Merge pull request #280 from clamsproject/277-sampling-mode-docs

keighrim · web-flow · commit fb98e0ed7aa0 · 2026-03-11T20:22:08.000-04:00
Document tfSamplingMode in developer tutorial
diff --git a/documentation/tutorial.md b/documentation/tutorial.md
@@ -226,6 +226,27 @@ def _run_nlp_tool(self, doc, new_view):
 
 First, with `text_value` we get the text from the text document, either from its `location` property or from its `text` property. Second, we apply the tokenizer to the text. And third, we loop over the token offsets in the tokenizer result and create annotations of type `Uri.TOKEN` with an identifier that is automatically generated by the SDK. All that is needed for adding an annotation is the `new_annotation()` method on the view object and the `add_property()` method on the annotation object.
 
+## Working with TimeFrame Annotations
+
+Many CLAMS apps process video by operating on TimeFrame annotations produced by an upstream app (e.g., scene detection, shot segmentation). A TimeFrame can carry structural members (currently called `targets` — a list of TimePoint IDs covering every frame in the segment), a salient subset of those members (currently called `representatives`), or simply `start`/`end` boundaries.
+
+> **Note**
+> The property names `targets` and `representatives` are under review and may be renamed in a future MMIF spec version. See [mmif#238](https://github.com/clamsproject/mmif/issues/238) for the ongoing discussion. The SDK API will be updated accordingly.
+
+### Frame sampling with `tfSamplingMode`
+
+When your app receives TimeFrame annotations, the caller can control which frames your app processes by setting the `tfSamplingMode` runtime parameter. This is a **universal parameter** — automatically available on every CLAMS app without any per-app configuration.
+
+There are three modes:
+
+- `representatives` (default) — use the frames listed in the TimeFrame's `representatives` property. If no representatives exist, the TimeFrame is skipped.

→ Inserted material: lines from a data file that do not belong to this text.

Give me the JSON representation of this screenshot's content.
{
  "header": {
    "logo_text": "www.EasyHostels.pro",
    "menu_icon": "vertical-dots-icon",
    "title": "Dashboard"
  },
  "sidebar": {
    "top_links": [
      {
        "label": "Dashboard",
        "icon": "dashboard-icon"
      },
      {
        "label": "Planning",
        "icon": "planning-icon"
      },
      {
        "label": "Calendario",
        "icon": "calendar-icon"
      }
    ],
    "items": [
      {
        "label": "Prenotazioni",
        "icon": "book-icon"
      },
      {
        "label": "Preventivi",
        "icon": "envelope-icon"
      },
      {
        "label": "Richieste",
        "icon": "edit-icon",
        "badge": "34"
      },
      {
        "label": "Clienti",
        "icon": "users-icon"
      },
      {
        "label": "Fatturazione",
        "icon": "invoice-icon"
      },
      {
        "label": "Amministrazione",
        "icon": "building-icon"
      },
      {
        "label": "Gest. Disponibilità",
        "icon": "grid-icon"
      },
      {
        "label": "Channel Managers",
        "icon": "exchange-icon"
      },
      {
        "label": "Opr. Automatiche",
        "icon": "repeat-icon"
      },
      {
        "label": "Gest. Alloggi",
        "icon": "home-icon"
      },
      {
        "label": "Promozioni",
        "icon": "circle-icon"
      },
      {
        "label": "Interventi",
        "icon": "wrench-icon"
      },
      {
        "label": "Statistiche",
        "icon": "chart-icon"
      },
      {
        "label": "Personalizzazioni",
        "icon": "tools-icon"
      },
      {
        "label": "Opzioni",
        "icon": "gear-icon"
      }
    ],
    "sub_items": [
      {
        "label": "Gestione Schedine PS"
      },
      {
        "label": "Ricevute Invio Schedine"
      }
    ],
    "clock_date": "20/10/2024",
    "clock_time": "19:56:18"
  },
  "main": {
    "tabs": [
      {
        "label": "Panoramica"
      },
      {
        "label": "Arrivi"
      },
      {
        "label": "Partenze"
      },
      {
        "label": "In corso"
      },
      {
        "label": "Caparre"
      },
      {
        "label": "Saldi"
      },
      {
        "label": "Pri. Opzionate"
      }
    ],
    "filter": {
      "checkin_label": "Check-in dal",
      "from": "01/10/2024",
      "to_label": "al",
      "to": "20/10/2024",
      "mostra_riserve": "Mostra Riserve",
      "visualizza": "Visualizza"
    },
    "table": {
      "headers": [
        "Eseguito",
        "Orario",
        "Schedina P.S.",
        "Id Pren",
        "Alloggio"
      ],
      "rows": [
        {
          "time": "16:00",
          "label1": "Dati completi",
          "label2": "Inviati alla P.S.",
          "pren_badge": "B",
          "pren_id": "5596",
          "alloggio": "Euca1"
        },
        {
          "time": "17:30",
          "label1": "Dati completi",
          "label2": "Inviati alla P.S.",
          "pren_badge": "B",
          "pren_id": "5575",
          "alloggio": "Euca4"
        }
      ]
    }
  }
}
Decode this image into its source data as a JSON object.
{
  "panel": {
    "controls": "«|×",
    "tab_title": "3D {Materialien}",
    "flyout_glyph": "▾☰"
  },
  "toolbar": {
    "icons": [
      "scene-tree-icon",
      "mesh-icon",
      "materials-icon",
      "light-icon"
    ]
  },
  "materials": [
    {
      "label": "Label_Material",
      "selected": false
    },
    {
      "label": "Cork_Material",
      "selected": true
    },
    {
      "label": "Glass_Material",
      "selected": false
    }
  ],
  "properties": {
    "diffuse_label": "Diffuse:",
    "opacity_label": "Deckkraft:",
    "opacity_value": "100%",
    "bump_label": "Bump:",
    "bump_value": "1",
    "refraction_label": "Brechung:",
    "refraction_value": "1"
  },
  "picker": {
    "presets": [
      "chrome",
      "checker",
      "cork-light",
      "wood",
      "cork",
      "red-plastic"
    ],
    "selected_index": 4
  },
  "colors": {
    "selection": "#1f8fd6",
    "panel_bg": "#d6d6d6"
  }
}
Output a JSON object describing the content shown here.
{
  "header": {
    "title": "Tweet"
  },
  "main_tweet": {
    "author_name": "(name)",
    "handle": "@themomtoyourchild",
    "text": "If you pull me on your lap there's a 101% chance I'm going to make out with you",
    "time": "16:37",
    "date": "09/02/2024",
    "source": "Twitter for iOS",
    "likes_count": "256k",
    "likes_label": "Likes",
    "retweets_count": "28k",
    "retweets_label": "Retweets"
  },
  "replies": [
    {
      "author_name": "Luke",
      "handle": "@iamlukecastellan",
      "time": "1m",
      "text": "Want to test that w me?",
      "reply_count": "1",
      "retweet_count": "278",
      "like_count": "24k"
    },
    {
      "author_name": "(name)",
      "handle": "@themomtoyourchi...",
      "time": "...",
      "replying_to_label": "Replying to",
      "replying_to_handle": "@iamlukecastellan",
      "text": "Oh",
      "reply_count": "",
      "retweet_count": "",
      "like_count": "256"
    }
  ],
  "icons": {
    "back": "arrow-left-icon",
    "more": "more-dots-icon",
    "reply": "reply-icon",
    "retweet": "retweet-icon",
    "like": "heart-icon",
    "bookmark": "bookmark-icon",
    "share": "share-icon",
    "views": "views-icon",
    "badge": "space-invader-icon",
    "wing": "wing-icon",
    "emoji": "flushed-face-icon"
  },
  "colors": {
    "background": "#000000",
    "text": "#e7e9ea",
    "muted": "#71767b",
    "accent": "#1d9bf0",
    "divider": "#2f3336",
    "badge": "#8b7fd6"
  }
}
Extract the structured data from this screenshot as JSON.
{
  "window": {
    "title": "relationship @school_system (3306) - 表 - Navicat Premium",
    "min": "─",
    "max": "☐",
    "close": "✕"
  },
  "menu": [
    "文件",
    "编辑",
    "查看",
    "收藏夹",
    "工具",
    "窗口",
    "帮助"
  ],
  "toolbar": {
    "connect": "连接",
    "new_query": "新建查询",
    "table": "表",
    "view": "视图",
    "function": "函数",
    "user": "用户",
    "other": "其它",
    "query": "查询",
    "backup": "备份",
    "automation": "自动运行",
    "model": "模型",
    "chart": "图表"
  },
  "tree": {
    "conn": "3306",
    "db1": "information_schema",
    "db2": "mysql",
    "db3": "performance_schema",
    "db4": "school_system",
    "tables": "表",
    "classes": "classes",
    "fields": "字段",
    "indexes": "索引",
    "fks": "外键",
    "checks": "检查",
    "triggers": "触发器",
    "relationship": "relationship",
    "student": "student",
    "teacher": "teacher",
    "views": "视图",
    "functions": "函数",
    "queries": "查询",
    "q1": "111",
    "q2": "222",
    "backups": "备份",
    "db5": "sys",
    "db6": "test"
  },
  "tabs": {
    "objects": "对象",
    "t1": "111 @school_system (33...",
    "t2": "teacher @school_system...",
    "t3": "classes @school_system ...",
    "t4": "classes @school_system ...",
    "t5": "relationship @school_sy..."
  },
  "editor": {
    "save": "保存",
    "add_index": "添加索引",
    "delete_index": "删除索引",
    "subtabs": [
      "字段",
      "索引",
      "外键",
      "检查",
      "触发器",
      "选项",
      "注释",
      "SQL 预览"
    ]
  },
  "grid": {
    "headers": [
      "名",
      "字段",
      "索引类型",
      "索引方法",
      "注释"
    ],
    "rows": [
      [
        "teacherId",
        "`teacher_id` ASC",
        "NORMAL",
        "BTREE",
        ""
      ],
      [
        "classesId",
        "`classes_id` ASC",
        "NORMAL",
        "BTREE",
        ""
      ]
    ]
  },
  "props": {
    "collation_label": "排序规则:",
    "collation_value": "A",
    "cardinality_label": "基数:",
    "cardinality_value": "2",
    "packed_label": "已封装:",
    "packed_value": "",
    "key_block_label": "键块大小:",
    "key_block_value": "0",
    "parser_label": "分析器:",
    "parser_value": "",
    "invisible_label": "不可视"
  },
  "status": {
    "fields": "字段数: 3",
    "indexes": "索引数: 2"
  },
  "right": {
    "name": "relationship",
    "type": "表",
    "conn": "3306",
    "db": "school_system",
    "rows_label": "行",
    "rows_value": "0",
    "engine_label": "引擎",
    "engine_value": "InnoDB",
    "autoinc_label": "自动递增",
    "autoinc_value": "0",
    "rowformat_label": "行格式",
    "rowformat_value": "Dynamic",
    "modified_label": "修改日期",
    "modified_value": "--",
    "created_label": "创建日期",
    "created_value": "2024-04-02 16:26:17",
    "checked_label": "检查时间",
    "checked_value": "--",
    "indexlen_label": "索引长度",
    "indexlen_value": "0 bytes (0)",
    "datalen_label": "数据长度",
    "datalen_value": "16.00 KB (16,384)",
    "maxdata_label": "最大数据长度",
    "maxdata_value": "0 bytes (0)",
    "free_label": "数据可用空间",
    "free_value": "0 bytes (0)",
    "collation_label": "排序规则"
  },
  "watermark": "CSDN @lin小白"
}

+- `single` — pick one frame: the middle representative if available, otherwise the midpoint of the start/end interval.
+- `all` — use every frame in `targets` if present, otherwise generate every frame in the start/end interval.
+
+App developers do **not** need to handle this parameter themselves. The SDK intercepts it in `annotate()` and sets a context variable before `_annotate()` runs. Inside `_annotate()`, calls to `vdh.extract_frames_by_mode()` automatically read the active mode and select frames accordingly. The underlying per-mode functions (`_sample_representatives()`, `_sample_single()`, `_sample_all()`) in `mmif.utils.video_document_helper` are also available for apps that need frame numbers without extracting images.
+
+See the `extract_frames_by_mode()` API documentation for details.
+
 ## Containerization with Docker
 
 Apps within CLAMS typically run as Flask servers in Docker containers, and after an app is tested as a local Flask application, it should be containerized. In fact, in some cases we don't even bother running a local Flask server and move straight to the container set up.